Jean-Éric Branaa : Je l’ai analysé tout de suite et deux minutes après j’ai envoyé un tweet pour dire que c’était une gaffe. Après avoir écouté son discours, on ne peut pas comprendre cette phrase, c’est antinomique.

D’un coté on prône la démocratie, le droit aux peuples de choisir leurs dirigeants, même si on ne les aime pas comme Poutine, et les Russes ont le droit de choisir qui ils veulent, c’est le principe de la démocratie. Mais d’un autre côté Biden appelle à un changement de régime. Forcément cela pose problème.

On peut analyser aussi cette phrase à travers l’ambiance chaude qui régnait à Varsovie : dans un pays si près de la guerre et qui attendait énormément de Joe Biden, qu’il fasse lui quelque chose contre Vladimir Poutine. Les deux hommes se détestent depuis des décennies, Biden a donc laché un peu ce qu’il avait sur le coeur.

Cette phrase, c’est un glissement d'un point de vue psychologique. La Maison Blanche a réagit une demi heure plus tard. Ils ont vraiment dû sursauter. Car ce genre de discours est préparé à l’avance, il n’y a rien de nouveau, chaque mot est pesé, sous-pesé, discuté, négocié et cette petite phrase n’a pas dû faire plaisir dans les chancelleries européennes et chez les alliés.

pour Biden il n’y a jamais eu d’ambiguïté, Poutine est un sale type et il n’a rien à faire au pouvoir. On s’aperçoit aujourd’hui qu’il ne s’est pas trompé.Jean-Éric Branaa, maître de conférences à l’université d’Assas à Paris

TV5MONDE : Mais Biden a déjà utilisé des mots très forts contre Vladimir Poutine, il l’a traité de boucher aussi à Varsovie et avant cela de criminel de guerre, s’agit-il là encore d’écart de langage et sont-ils plus acceptables ?

Jean-Éric Branaa : Dire si ces mots sont acceptables, c’est à chacun de juger.
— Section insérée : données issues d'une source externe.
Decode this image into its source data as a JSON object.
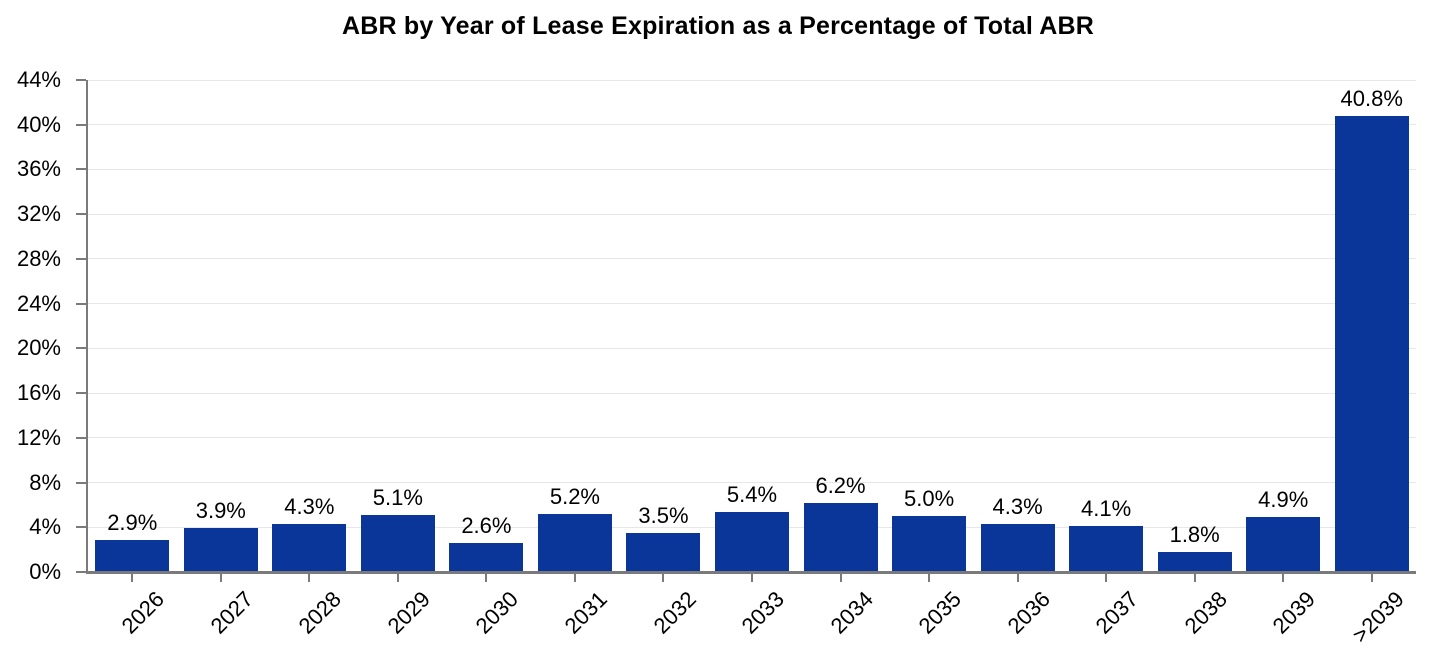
{
  "chart_data": {
    "type": "bar",
    "title": "ABR by Year of Lease Expiration as a Percentage of Total ABR",
    "categories": [
      "2026",
      "2027",
      "2028",
      "2029",
      "2030",
      "2031",
      "2032",
      "2033",
      "2034",
      "2035",
      "2036",
      "2037",
      "2038",
      "2039",
      ">2039"
    ],
    "values": [
      2.9,
      3.9,
      4.3,
      5.1,
      2.6,
      5.2,
      3.5,
      5.4,
      6.2,
      5.0,
      4.3,
      4.1,
      1.8,
      4.9,
      40.8
    ],
    "value_labels": [
      "2.9%",
      "3.9%",
      "4.3%",
      "5.1%",
      "2.6%",
      "5.2%",
      "3.5%",
      "5.4%",
      "6.2%",
      "5.0%",
      "4.3%",
      "4.1%",
      "1.8%",
      "4.9%",
      "40.8%"
    ],
    "xlabel": "",
    "ylabel": "",
    "ylim": [
      0,
      44
    ],
    "ytick_values": [
      0,
      4,
      8,
      12,
      16,
      20,
      24,
      28,
      32,
      36,
      40,
      44
    ],
    "ytick_labels": [
      "0%",
      "4%",
      "8%",
      "12%",
      "16%",
      "20%",
      "24%",
      "28%",
      "32%",
      "36%",
      "40%",
      "44%"
    ],
    "grid": "horizontal",
    "legend_position": "none",
    "x_label_rotation_deg": 45,
    "colors": {
      "bar": "#0A3599",
      "grid": "#E7E7E7",
      "axis": "#7A7A7A",
      "text": "#000000",
      "background": "#FFFFFF"
    }
  }
}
Là il s’agit de liberté d’expression, le président américain dit ce qu’il pense, en tant que président et en tant qu'homme face à ce qu’il voit comme nous sur les écrans de télé : des enfants qui meurent, des enfants qui sont déplacés, les droits de l’homme qui sont bafoués, des femmes qui sont violées, les gens qui perdent tous ce qu’ils ont, leurs maisons, ce qu’ils ont pu construire, leur travail, leurs rêves, on ne peut pas rester impassible.

C'est ce qui explique ses écarts de langage à l'égard de Poutine : pour lui dire qu'on ne peut pas se servir du pouvoir pour ce genre de chose. Donc Biden l’a traité de boucher, de criminel de guerre, mais il l’avait traité aussi de tueur, le 17 mars. Avant cela quand il était vice-président, il l’avait rencontré à Moscou et lui avait dit en face : "ce je vois dans vos yeux c’est que vous n‘avez pas d’âme". Il y a donc un contentieux très fort entre les deux hommes et pour Biden il n’y a jamais eu d’ambiguïté, Poutine est un sale type et il n’a rien à faire au pouvoir. On s’aperçoit aujourd’hui qu’il ne s’est pas trompé.

TV5MONDE : Pourquoi l'administration américaine s'est évertuée à atténuer cette fameuse phrase du président Biden, que faut-il craindre ?

Jean-Éric Branaa : On ne craint rien. Il s’agit de ne pas détruire l’effet du discours qui est porté. Ce discours est sur la démocratie, sur l’idée que les peuples  doivent décider d’eux-mêmes. Le message s'adresse à l’Ukraine en disant que Poutine ne peut l'envahir car le pays a droit à sa souveraineté, à son libre arbitre. On ne peut pas à la fin avoir une phrase qui détruit totalement le discours que l’on vient de faire. Il fallait absolument corriger cela.

Pour le reste, il faut savoir que lors d’une convocation de l’ambassadeur américain à Moscou par le chef de la diplomatie russe Sergueï Lavrov, ce dernier lui a dit que la Russie était sur le point de rompre ses relations diplomatiques avec les Etats-Unis. Ce n’est donc pas cette phrase qui va changer quoi que ce soit des relations extrêmement dégradées entre les États-Unis et la Russie.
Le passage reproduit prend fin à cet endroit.